As someone who dropped out of college (gave up a full-ride) to startup a business (without a plan, customers, or much code) and 4 months runway in my bank account this is what I did:

-anchor myself to something much more extreme than my daily fears. My daily fears were running out of money and building a product that everyone would laugh at. So I would write down in my journal each day something even more extreme: "I am willing to die broke, alone, and hated in pursuit of {{YOUR_GOAL}}".

-Reframe the concept of risk via death, via sort of nihilistic perspective (e.g. in the grand scheme of the universe what you are doing whether you succeed or fail really won't matter). I would tell myself "There is no risk. One day I'll be dead". I think about death a lot and every time I see someone famous in the news I write their name down in a list as a reminder that we are all ticking time bombs.
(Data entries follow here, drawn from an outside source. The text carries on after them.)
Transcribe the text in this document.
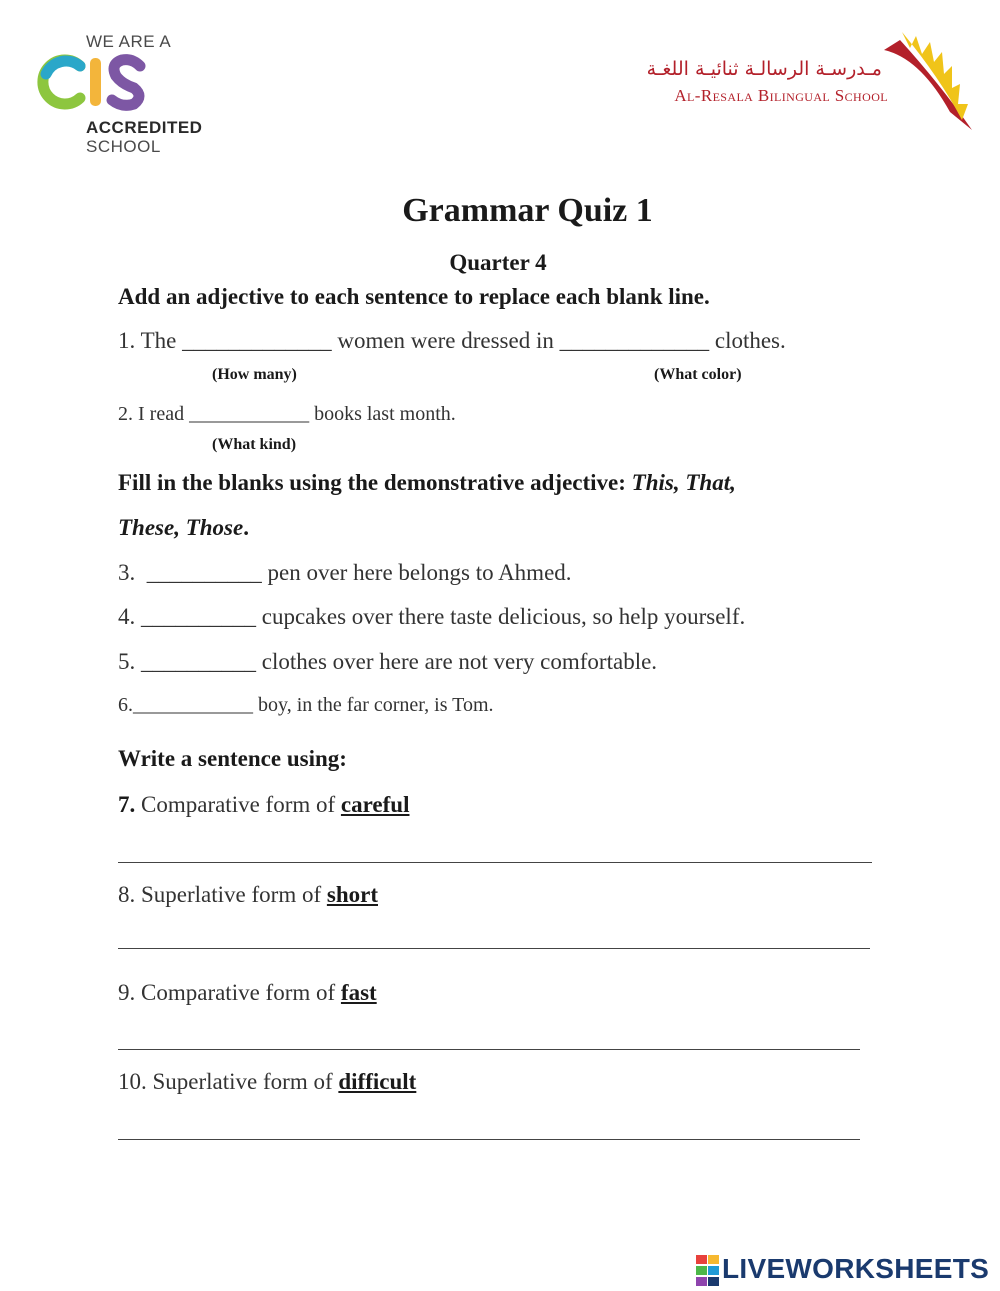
WE ARE A
ACCREDITED
SCHOOL
مـدرسـة الرسالـة ثنائيـة اللغـة
Al-Resala Bilingual School
Grammar Quiz 1
Quarter 4
Add an adjective to each sentence to replace each blank line.
1. The _____________ women were dressed in _____________ clothes.
(How many)	(What color)
2. I read ____________ books last month.
(What kind)
Fill in the blanks using the demonstrative adjective: This, That,
These, Those.
3.  __________ pen over here belongs to Ahmed.
4. __________ cupcakes over there taste delicious, so help yourself.
5. __________ clothes over here are not very comfortable.
6.____________ boy, in the far corner, is Tom.
Write a sentence using:
7. Comparative form of careful
8. Superlative form of short
9. Comparative form of fast
10. Superlative form of difficult
LIVEWORKSHEETS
-anchor myself to fearless people and ideas. Books I read: 50th Law by Robert Green, Moral Courage by Rushworth Kidder. People I like thinking about: MLK JR, Ghandi

-Be skeptical of your skepticism. doubt is in proportion to # of and magnitude of questions you ask about something. Become brutally skeptical of the safe thing you know deep down you should avoid. Will doing X really make me happy? Is X really the right thing to do? Perhaps everyone doing X is crazy. Would {{INSERT ROLE MODEL}} do X? Why does everyone actually do X? For more on this see Awaken The Giant Within by Anthony Robbins

-Brainwash yourself via repetition. Cf. the familiarity bias. Your brain mistakes familiarity and ease of retrieval for truth. This is how cults make people feel that something is true by simply saying it 1000 times. Develop extreme faith and confidence in yourself by pure repetition. One tip is writing down a goal or affirmation 15 times a day. "I am a very attractive person" or "I am the most attractive person in my city. Everyone". Remember your brain perceives ease of retrieval as truth, and repetition improves ease of retrieval. Maybe combine this with some extreme-anchoring: "I could be the ugliest person in the world, and I could still win this opportunity through charm and persuasion". Or turn it into a positive: "This person WANTS to interact with me because they'll feel so attractive being around me".

- Anchor to other people who had the same issue that you think you do. Abe Lincoln considered himself to be ugly (and so did many other people in his time) (and he had a high pitched voice too) and he still went on to be president, and not only president, but one of the best presidents ever.

-Burn any bridges. When your back is against a corner, evolutionary instinct will kick in and give you a natural fire. For me this was dropping out of college.

-Ensure that the 5 people closest to you are risk takers and confident.

-Have a super intense goal that pretty much everyone in the world would think is impossible. "I will be the richest person in the world". "I will fix {{INDUSTRY_NAME}} by 2030". etc.

> "I feel people judge me more often than not"

IMO when you think about death alot and have a burning passion for your goal thoughts like these never even cross your mind.

For what it's worth I used to be very risk averse too. Would jump through any and all hoops society/school would set. Only invested in Total Market ETFs. Didn't want to start a company until I had 1.3m in the bank and was age 31 etc. Becoming courage was a very deliberate and continuous process I had to (and still) go through.